Museums Are Terrifyingly Inaccurate

When you walk into a natural history museum, you get the impression you’ve entered a sacred space of learning and preservation. Artifacts, plants, animals—all carefully studied by specialists and accurately detailed to communicate their importance to visitors. But unfortunately, museums aren’t as reliable as you might think. Museums are riddled with problems: mislabeled items, inaccurately identified creatures and a plethora of unstudied material, some of it found over 100 years later or never at all.

On November 16, Oxford University published a study in Current Biology saying that half of all specimens in natural history museums are mislabeled. The problem isn’t contained to one museum, though. As museums often digitize their data, this inaccurate information is disseminated around the world and integrated into other collections.

Scientists came to their conclusion after they examined 4,500 specimens of African ginger that had been the subject of an another in-depth 2014 study. They found that prior to the study, 58 percent of specimen had been inaccurately identified. They then decided to check how accurately museums identify plants they receive and found that multiple museums will often mislabel the same plant. Then they turned their attention to gauge the accuracy of online databases. They researched the plant genus Ipomoea, the family sweet potatoes belong to, and realized that out of nearly 50,000 plants, 40 percent were identified by an older synonym instead of the plant’s current name, 16 percent of the names were either unrecognizable or invalid and 11 percent weren’t even fully categorized—they just had the name of the genus but not of the species. And that’s just research conducted on one genus out of the millions we’ve collected.
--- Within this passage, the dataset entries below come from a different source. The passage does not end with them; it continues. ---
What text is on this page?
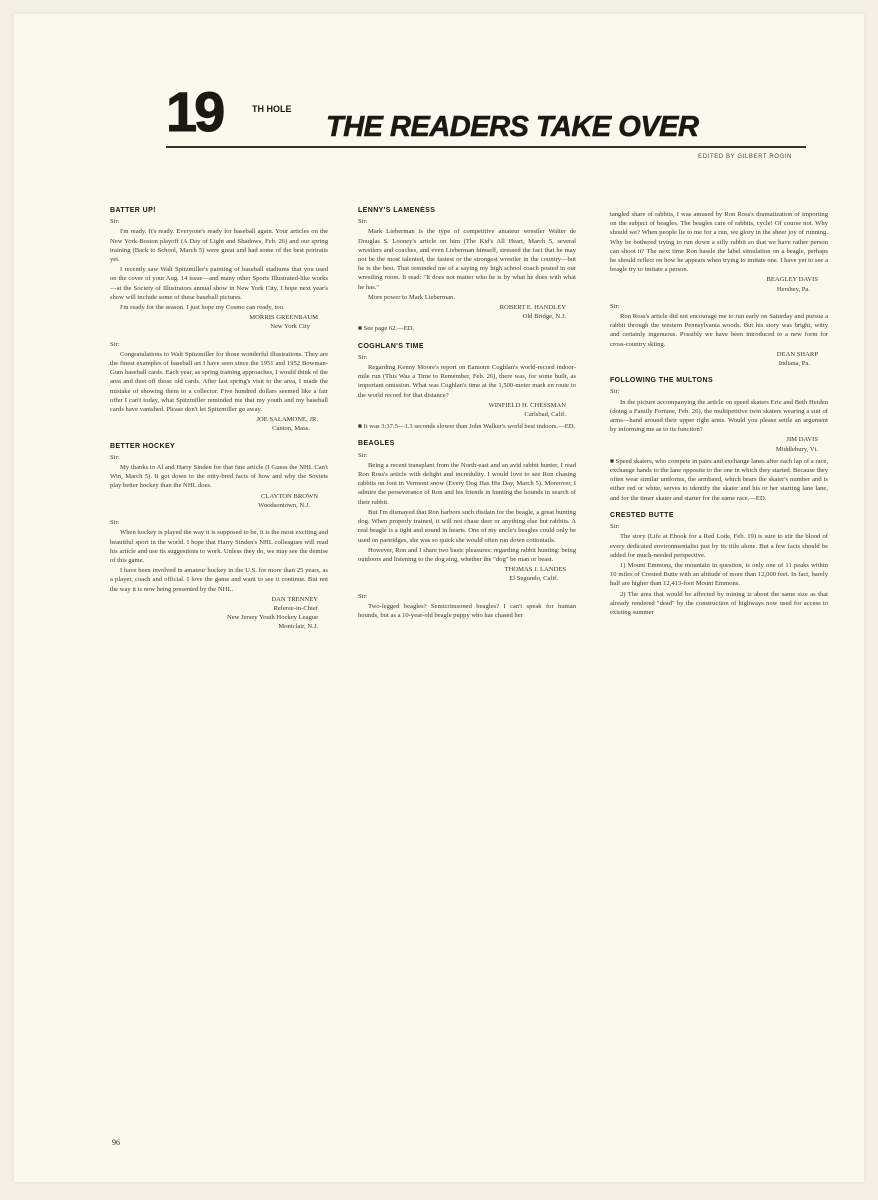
19	TH HOLE
THE READERS TAKE OVER
EDITED BY GILBERT ROGIN
BATTER UP!
Sir:
I'm ready. It's ready. Everyone's ready for baseball again. Your articles on the New York-Boston playoff (A Day of Light and Shadows, Feb. 26) and our spring training (Back to School, March 5) were great and had some of the best portraits yet.
I recently saw Walt Spitzmiller's painting of baseball stadiums that you used on the cover of your Aug. 14 issue—and many other Sports Illustrated-like works—at the Society of Illustrators annual show in New York City. I hope next year's show will include some of these baseball pictures.
I'm ready for the season. I just hope my Cosmo can ready, too.
MORRIS GREENBAUM
New York City
Sir:
Congratulations to Walt Spitzmiller for those wonderful illustrations. They are the finest examples of baseball art I have seen since the 1951 and 1952 Bowman-Gum baseball cards. Each year, as spring training approaches, I would think of the area and dust off those old cards. After last spring's visit to the area, I made the mistake of showing them to a collector. Five hundred dollars seemed like a fair offer I can't today, what Spitzmiller reminded me that my youth and my baseball cards have vanished. Please don't let Spitzmiller go away.
JOE SALAMONE, JR.
Canton, Mass.
BETTER HOCKEY
Sir:
My thanks to Al and Harry Sinden for that fine article (I Guess the NHL Can't Win, March 5). It got down to the nitty-bred facts of how and why the Soviets play better hockey than the NHL does.
CLAYTON BROWN
Woodsontown, N.J.
Sir:
When hockey is played the way it is supposed to be, it is the most exciting and beautiful sport in the world. I hope that Harry Sinden's NHL colleagues will read his article and use its suggestions to work. Unless they do, we may see the demise of this game.
I have been involved in amateur hockey in the U.S. for more than 25 years, as a player, coach and official. I love the game and want to see it continue. But not the way it is now being presented by the NHL.
DAN TRENNEY
Referee-in-Chief
New Jersey Youth Hockey League
Montclair, N.J.
LENNY'S LAMENESS
Sir:
Mark Lieberman is the type of competitive amateur wrestler Walter de Douglas S. Looney's article on him (The Kid's All Heart, March 5, several wrestlers and coaches, and even Lieberman himself, stressed the fact that he may not be the most talented, the fastest or the strongest wrestler in the country—but he is the best. That reminded me of a saying my high school coach posted in our wrestling room. It read: "It does not matter who he is by what he does with what he has."
More power to Mark Lieberman.
ROBERT E. HANDLEY
Old Bridge, N.J.
■ See page 62.—ED.
COGHLAN'S TIME
Sir:
Regarding Kenny Moore's report on Eamonn Coghlan's world-record indoor-mile run (This Was a Time to Remember, Feb. 26), there was, for some built, as important omission. What was Coghlan's time at the 1,500-meter mark en route to the world record for that distance?
WINFIELD H. CHESSMAN
Carlsbad, Calif.
■ It was 3:37.5—1.3 seconds slower than John Walker's world best indoors.—ED.
BEAGLES
Sir:
Being a recent transplant from the North-east and an avid rabbit hunter, I read Ron Ross's article with delight and incredulity. I would love to see Ron chasing rabbits on foot in Vermont snow (Every Dog Has His Day, March 5). Moreover, I admire the perseverance of Ron and his friends in hunting the hounds in search of their rabbit.
But I'm dismayed that Ron harbors such disdain for the beagle, a great hunting dog. When properly trained, it will not chase deer or anything else but rabbits. A real beagle is a tight and sound in hearts. One of my uncle's beagles could only be used on partridges, she was so quick she would often run down cottontails.
However, Ron and I share two basic pleasures: regarding rabbit hunting: being outdoors and listening to the dog sing, whether the "dog" be man or beast.
THOMAS J. LANDES
El Segundo, Calif.
Sir:
Two-legged beagles? Semicrimsoned beagles? I can't speak for human hounds, but as a 10-year-old beagle puppy who has chased her
tangled share of rabbits, I was amused by Ron Ross's dramatization of importing on the subject of beagles. The beagles care of rabbits, cycle! Of course not. Why should we? When people lie to me for a run, we glory in the sheer joy of running. Why be bothered trying to run down a silly rabbit so that we have rather person can shoot it? The next time Ron hassle the label simulation on a beagle, perhaps he should reflect on how he appears when trying to imitate one. I have yet to see a beagle try to imitate a person.
BEAGLEY DAVIS
Hershey, Pa.
Sir:
Ron Ross's article did not encourage me to run early on Saturday and pursue a rabbit through the western Pennsylvania woods. But his story was bright, witty and certainly ingenuous. Possibly we have been introduced to a new form for cross-country skiing.
DEAN SHARP
Indiana, Pa.
FOLLOWING THE MULTONS
Sir:
In the picture accompanying the article on speed skaters Eric and Beth Heiden (doing a Family Fortune, Feb. 26), the multipetitive twin skaters wearing a suit of arms—hand around their upper right arms. Would you please settle an argument by informing me as to its function?
JIM DAVIS
Middlebury, Vt.
■ Speed skaters, who compete in pairs and exchange lanes after each lap of a race, exchange hands to the lane opposite to the one in which they started. Because they often wear similar uniforms, the armband, which bears the skater's number and is either red or white, serves to identify the skater and his or her starting lane lane, and for the timer skater and starter for the same race.—ED.
CRESTED BUTTE
Sir:
The story (Life at Ebook for a Red Lode, Feb. 19) is sure to stir the blood of every dedicated environmentalist just by its title alone. But a few facts should be added for much-needed perspective.
1) Mount Emmons, the mountain in question, is only one of 11 peaks within 10 miles of Crested Butte with an altitude of more than 12,000 feet. In fact, barely half are higher than 12,413-foot Mount Emmons.
2) The area that would be affected by mining is about the same size as that already rendered "dead" by the construction of highways now used for access to existing summer
96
And that’s just the start of it.

Remember the Brontosaurus? Yeah, what we thought for so long was a dinosaur actually never existed. Because of a famous feud between two scientists in the late 19th and early 20th centuries, we believed the Brontosaurus was a dinosaur, when in reality it was another dinosaur, the Apatosaurus, topped with the wrong head. It started when paleontologist O.C. Marsh put the head of one dinosaur onto the body of another dinosaur he’d found and called it the Apatosaurus so he could announce a new dinosaur find. A few years later, his team found what they thought was a brand new dinosaur, but in reality was just a fully intact Apatosaurus. To cover his tracks, Marsh agreed it was a new dinosaur, calling it the Brontosaurus. The mislabeled and misassembled dinosaur stayed in The Carnegie Museum until the 1970s when two scientists decided to reexamine the skeleton and determined it had the wrong head. They replaced it with another skull that had been dug up in 1910, which they believed to be the Apatosaurus’s original head. So, for almost a century, the museum had an incorrectly assembled dinosaur on display while the actual head remained in storage somewhere.
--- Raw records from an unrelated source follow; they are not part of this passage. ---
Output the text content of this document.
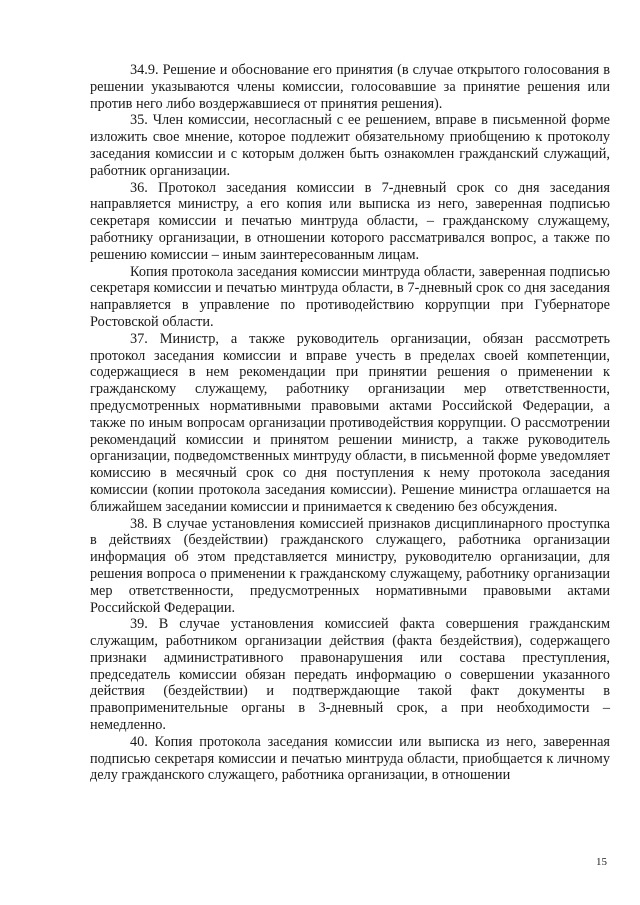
34.9. Решение и обоснование его принятия (в случае открытого голосования в решении указываются члены комиссии, голосовавшие за принятие решения или против него либо воздержавшиеся от принятия решения).

35. Член комиссии, несогласный с ее решением, вправе в письменной форме изложить свое мнение, которое подлежит обязательному приобщению к протоколу заседания комиссии и с которым должен быть ознакомлен гражданский служащий, работник организации.

36. Протокол заседания комиссии в 7-дневный срок со дня заседания направляется министру, а его копия или выписка из него, заверенная подписью секретаря комиссии и печатью минтруда области, – гражданскому служащему, работнику организации, в отношении которого рассматривался вопрос, а также по решению комиссии – иным заинтересованным лицам.

Копия протокола заседания комиссии минтруда области, заверенная подписью секретаря комиссии и печатью минтруда области, в 7-дневный срок со дня заседания направляется в управление по противодействию коррупции при Губернаторе Ростовской области.

37. Министр, а также руководитель организации, обязан рассмотреть протокол заседания комиссии и вправе учесть в пределах своей компетенции, содержащиеся в нем рекомендации при принятии решения о применении к гражданскому служащему, работнику организации мер ответственности, предусмотренных нормативными правовыми актами Российской Федерации, а также по иным вопросам организации противодействия коррупции. О рассмотрении рекомендаций комиссии и принятом решении министр, а также руководитель организации, подведомственных минтруду области, в письменной форме уведомляет комиссию в месячный срок со дня поступления к нему протокола заседания комиссии (копии протокола заседания комиссии). Решение министра оглашается на ближайшем заседании комиссии и принимается к сведению без обсуждения.

38. В случае установления комиссией признаков дисциплинарного проступка в действиях (бездействии) гражданского служащего, работника организации информация об этом представляется министру, руководителю организации, для решения вопроса о применении к гражданскому служащему, работнику организации мер ответственности, предусмотренных нормативными правовыми актами Российской Федерации.

39. В случае установления комиссией факта совершения гражданским служащим, работником организации действия (факта бездействия), содержащего признаки административного правонарушения или состава преступления, председатель комиссии обязан передать информацию о совершении указанного действия (бездействии) и подтверждающие такой факт документы в правоприменительные органы в 3-дневный срок, а при необходимости – немедленно.

40. Копия протокола заседания комиссии или выписка из него, заверенная подписью секретаря комиссии и печатью минтруда области, приобщается к личному делу гражданского служащего, работника организации, в отношении

15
Then there are the times when scientists discover a brand new animal in their own collection. That happened in 2013 when the Smithsonian announced they’d found the first new mammal in the Americas in over 30 years. However, the newly found olinguito wasn’t new at all. Olinguitos had been found and added to collections in various museums throughout the U.S. for the past 100 years, only they were mislabeled as olingo, another similar-looking animal. In other words, the “unknown” mammal had been hiding in plain sight the entire time.

Simply because of the inundation of materials found, it’s also not uncommon for museums to leave priceless discoveries unstudied for 100 years. For instance, though scientists have only one fully intact dodo bird, it took them a century to actually study it.

Expeditions to find new objects, animals and plants are incredibly important, but items already in museums are equally important. After all, it’s always a good thing to have items correctly labeled; plus, there’s no telling what surprises they’re likely to find.